И Клуд поведал Аристее, что говорил ему отец, пронзённый хазарской стрелой с жёлтым оперением, перед смертью… Доброславу снова во всём ужасе представилась картина жестокого побоища, и рука его невольно сжала рукоять ножа, висевшего на бархатном поясе. Глаза потемнели, и около виска задёргалась жилка. И он поведал древлянке о своём и верховного жреца Родослава великом горе…

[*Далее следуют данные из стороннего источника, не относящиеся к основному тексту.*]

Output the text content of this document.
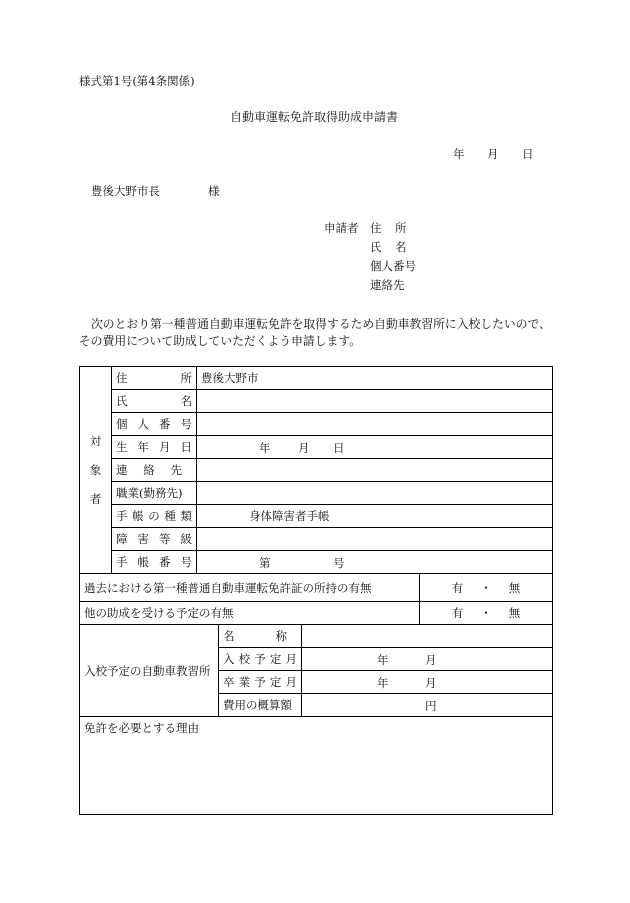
様式第1号(第4条関係)
自動車運転免許取得助成申請書
年 月 日
豊後大野市長	様
申請者 住 所
氏 名
個人番号
連絡先
次のとおり第一種普通自動車運転免許を取得するため自動車教習所に入校したいので、
その費用について助成していただくよう申請します。
対
象
者	住 所	豊後大野市			

	氏 名				

	個 人 番 号				

	生 年 月 日	年 月 日			

	連 絡 先				

	職業(勤務先)				

	手 帳 の 種 類	身体障害者手帳			

	障 害 等 級				

	手 帳 番 号	第 号			

過去における第一種普通自動車運転免許証の所持の有無					有 ・ 無

他の助成を受ける予定の有無					有 ・ 無

入校予定の自動車教習所			名 称		

			入 校 予 定 月	年 月	

			卒 業 予 定 月	年 月	

			費用の概算額	円	

免許を必要とする理由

Закончил свой скорбный рассказ Клуд. Тихо, не шевелясь, сидела Аристея, глядя на вьющиеся струи речной воды, потом подняла глаза на Доброслава, взяла его бронзовую от загара руку в свои ладони, погладила её, сказала:
— Брат мой, ты напомнил о горе и моего рода… Как-то зимой в наши заснеженные леса вломились на мохнатых лошадях печенеги, сожгли селение, стариков и детей побили стрелами, оставшихся в живых мужчин, а их было с десяток, не больше, посадили в крытую деревянную повозку и подожгли. Мужья и братья горели заживо, но никто из нас, собранных в кучу девушек и женщин, не слышал их вскриков и стонов… А потом нас погнали через леса на разные торжища. Видишь, мне повезло…
— Да, Настя, — назвав её славянским именем, задумчиво промолвил Клуд, — а может статься, и Мерцану я когда-нибудь встречу… Может, ей тоже повезло, как и тебе… А, Настя?
— Все может быть… Пути Господни неисповедимы, Клуд, как говорят проповедники Христовой веры… Жди и надейся!
— Ждать?! А сколько можно? Надо спешить…
Глаза Доброслава сверкнули решимостью, на щеках появился румянец. Аристея залюбовалась им и невольно, сама не отдавая себе отчёта, в каком-то неудержимом порыве поцеловала Клуда.
Доброслав, кажется, засмущался более, чем Аристея, но потом справился со своими чувствами:
— Ну, мне надо идти…
— Посиди пока… — попросила древлянка. — Вот ты говоришь — спешить. А куда спешить?… Одно и то же везде: слезы, горе, кровь и муки. Ранее мне говорили, что у ромеев вера добрая, человеколюбивая, а вчера прочитал муж из божественной книги, а в ней такие слова, хорошо их запомнила: «Не думайте, что я принёс мир на землю; не мир пришёл я принести, но меч». Это Евангелие от Матфея. Тут сказано про христианского Бога. И ещё там говорится: «Ибо я пришёл разделить человека с отцом его, и дочь с матерью её, и невестку со свекровью её…» Как же?! И неужели так всегда будет?! — воскликнула в отчаянии женщина.